On occasion I write a post on the Lost Daughters blog. In the past week, I had more than one friend send me a blog that was created by an adoptive parent that showed photos and personal details about young adoptees. So I asked some of the Lost Daughters, who are adult adoptees, to send me links to posts that refer to APs who blog about their adopted children.
Here is the link to my post on Friday: http://www.thelostdaughters.com/2014/10/why-adoptive-parents-need-to-stop.html
I added a few comments this morning like this:
I am reading these comments Kristi and others. Thank you everyone.
First and foremost, there isn’t a BLOG POLICE. This post is my opinion. In 2010, I was very surprised to hear this discussion from adoption professionals on blogging about adoptees in particular. I had not considered this myself.
Since 2009, I read blogs every day because I blog myself. When I was doing research back in 2004, the adoption industry had, hands down, controlled the adoption industry with books on how to adopt. There were 5,000+ books on adoption on Amazon and the majority were written by and for the adoption industry.
Then blogs and websites kicked off. Again, the majority of blogs were written by APs and adoption professionals. They dominated the discourse until blogs like Lost Daughters and Lost Mothers arrived.
Obviously propaganda is about managing public information, as adoption is a billion dollar industry and looks to recruit more parents to adopt, steering people to believe in the benevolence of adoption, to keep their income stream. I still find blogs about APs who just adopted and are fundraising again. It’s growing – not slowing – as a phenomena.

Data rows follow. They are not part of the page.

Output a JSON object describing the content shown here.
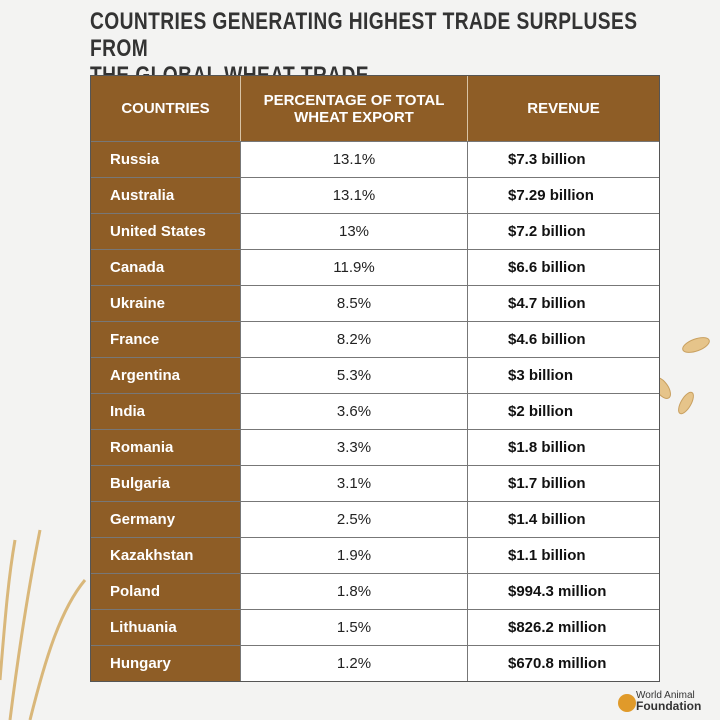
{
  "title_lines": [
    "COUNTRIES GENERATING HIGHEST TRADE SURPLUSES FROM",
    "THE GLOBAL WHEAT TRADE"
  ],
  "table": {
    "headers": [
      "COUNTRIES",
      "PERCENTAGE OF TOTAL WHEAT EXPORT",
      "REVENUE"
    ],
    "rows": [
      [
        "Russia",
        "13.1%",
        "$7.3 billion"
      ],
      [
        "Australia",
        "13.1%",
        "$7.29 billion"
      ],
      [
        "United States",
        "13%",
        "$7.2 billion"
      ],
      [
        "Canada",
        "11.9%",
        "$6.6 billion"
      ],
      [
        "Ukraine",
        "8.5%",
        "$4.7 billion"
      ],
      [
        "France",
        "8.2%",
        "$4.6 billion"
      ],
      [
        "Argentina",
        "5.3%",
        "$3 billion"
      ],
      [
        "India",
        "3.6%",
        "$2 billion"
      ],
      [
        "Romania",
        "3.3%",
        "$1.8 billion"
      ],
      [
        "Bulgaria",
        "3.1%",
        "$1.7 billion"
      ],
      [
        "Germany",
        "2.5%",
        "$1.4 billion"
      ],
      [
        "Kazakhstan",
        "1.9%",
        "$1.1 billion"
      ],
      [
        "Poland",
        "1.8%",
        "$994.3 million"
      ],
      [
        "Lithuania",
        "1.5%",
        "$826.2 million"
      ],
      [
        "Hungary",
        "1.2%",
        "$670.8 million"
      ]
    ]
  },
  "footer": [
    "World Animal",
    "Foundation"
  ]
}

What deeply concerns me, as an adoptee, is you can find a blog by a blog address and date, years later. If you have adopted a child, these posts can be read by their peers and strangers. What APs do in offering personal details and their opinions, these are available for anyone to read, not just adults.
A blog post is a pulpit, a one-way conversation (until comments). APs may quote their children but that is not the same as consent.

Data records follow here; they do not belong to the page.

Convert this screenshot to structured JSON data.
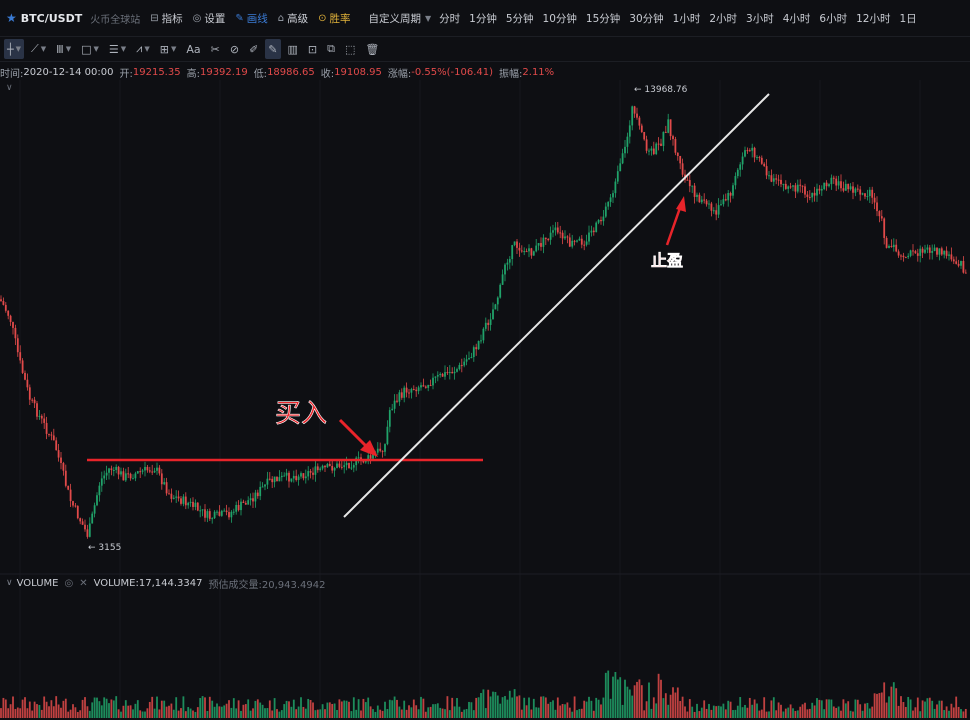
{
  "header": {
    "pair": "BTC/USDT",
    "exchange": "火币全球站",
    "menu": [
      {
        "icon": "indicator-icon",
        "label": "指标"
      },
      {
        "icon": "settings-icon",
        "label": "设置"
      },
      {
        "icon": "pen-icon",
        "label": "画线",
        "active": true
      },
      {
        "icon": "advanced-icon",
        "label": "高级"
      },
      {
        "icon": "winrate-icon",
        "label": "胜率",
        "color": "#e0b13a"
      }
    ],
    "custom_period": "自定义周期",
    "periods": [
      "分时",
      "1分钟",
      "5分钟",
      "10分钟",
      "15分钟",
      "30分钟",
      "1小时",
      "2小时",
      "3小时",
      "4小时",
      "6小时",
      "12小时",
      "1日"
    ]
  },
  "toolbar": {
    "tools": [
      "crosshair-icon",
      "trendline-icon",
      "vertical-lines-icon",
      "rectangle-icon",
      "horizontal-lines-icon",
      "wave-icon",
      "measure-icon",
      "text-icon",
      "brush-icon",
      "eraser-icon",
      "ruler-icon",
      "pencil-icon",
      "barcode-icon",
      "lock-icon",
      "copy-icon",
      "screenshot-icon",
      "trash-icon"
    ],
    "text_tool_label": "Aa"
  },
  "info": {
    "time_label": "时间:",
    "time": "2020-12-14 00:00",
    "open_label": "开:",
    "open": "19215.35",
    "high_label": "高:",
    "high": "19392.19",
    "low_label": "低:",
    "low": "18986.65",
    "close_label": "收:",
    "close": "19108.95",
    "change_label": "涨幅:",
    "change": "-0.55%(-106.41)",
    "amplitude_label": "振幅:",
    "amplitude": "2.11%"
  },
  "chart_data": {
    "type": "candlestick",
    "series_up_color": "#20a36a",
    "series_down_color": "#e14a4a",
    "max_marker": "13968.76",
    "min_marker": "3155",
    "annotations": {
      "buy_label": "买入",
      "take_profit_label": "止盈",
      "annotation_color": "#e8242a",
      "trendline_color": "#e6e6e6"
    },
    "price_path": [
      [
        0,
        0.54
      ],
      [
        10,
        0.5
      ],
      [
        20,
        0.4
      ],
      [
        30,
        0.32
      ],
      [
        40,
        0.28
      ],
      [
        55,
        0.22
      ],
      [
        70,
        0.1
      ],
      [
        88,
        0.02
      ],
      [
        100,
        0.14
      ],
      [
        110,
        0.17
      ],
      [
        125,
        0.15
      ],
      [
        140,
        0.16
      ],
      [
        155,
        0.17
      ],
      [
        170,
        0.11
      ],
      [
        190,
        0.09
      ],
      [
        210,
        0.06
      ],
      [
        230,
        0.07
      ],
      [
        250,
        0.1
      ],
      [
        270,
        0.14
      ],
      [
        290,
        0.15
      ],
      [
        310,
        0.16
      ],
      [
        330,
        0.17
      ],
      [
        350,
        0.18
      ],
      [
        370,
        0.19
      ],
      [
        385,
        0.22
      ],
      [
        390,
        0.3
      ],
      [
        405,
        0.34
      ],
      [
        420,
        0.35
      ],
      [
        440,
        0.37
      ],
      [
        460,
        0.39
      ],
      [
        475,
        0.43
      ],
      [
        490,
        0.5
      ],
      [
        500,
        0.56
      ],
      [
        505,
        0.62
      ],
      [
        515,
        0.66
      ],
      [
        530,
        0.64
      ],
      [
        545,
        0.67
      ],
      [
        555,
        0.69
      ],
      [
        570,
        0.66
      ],
      [
        585,
        0.67
      ],
      [
        600,
        0.71
      ],
      [
        615,
        0.79
      ],
      [
        625,
        0.87
      ],
      [
        632,
        0.96
      ],
      [
        640,
        0.91
      ],
      [
        650,
        0.86
      ],
      [
        660,
        0.88
      ],
      [
        668,
        0.93
      ],
      [
        675,
        0.87
      ],
      [
        685,
        0.8
      ],
      [
        700,
        0.76
      ],
      [
        715,
        0.73
      ],
      [
        730,
        0.77
      ],
      [
        745,
        0.87
      ],
      [
        758,
        0.86
      ],
      [
        770,
        0.8
      ],
      [
        785,
        0.79
      ],
      [
        800,
        0.78
      ],
      [
        815,
        0.77
      ],
      [
        828,
        0.8
      ],
      [
        840,
        0.79
      ],
      [
        855,
        0.78
      ],
      [
        870,
        0.77
      ],
      [
        880,
        0.73
      ],
      [
        886,
        0.66
      ],
      [
        900,
        0.64
      ],
      [
        915,
        0.64
      ],
      [
        930,
        0.65
      ],
      [
        945,
        0.64
      ],
      [
        960,
        0.62
      ],
      [
        970,
        0.58
      ]
    ]
  },
  "volume": {
    "label": "VOLUME",
    "value_label": "VOLUME:",
    "value": "17,144.3347",
    "estimate_label": "预估成交量:",
    "estimate": "20,943.4942"
  }
}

Further expansion of blogs, especially by parents, is a deep concern to me and many others.
Should any child be exposed to public scrutiny?
Then the APs started to unleash on Facebook: (this is one thread)
I am not hurt that adoptive parents are calling me names — then telling me they have every right to post whatever they want about whomever they want whenever they want. That is their prerogative. But as an adoptee, as I wrote in the post, I would have blown my lid if I had found personal information about my childhood on a blog.
I would have felt more betrayed and violated than hurt. I would have felt owned.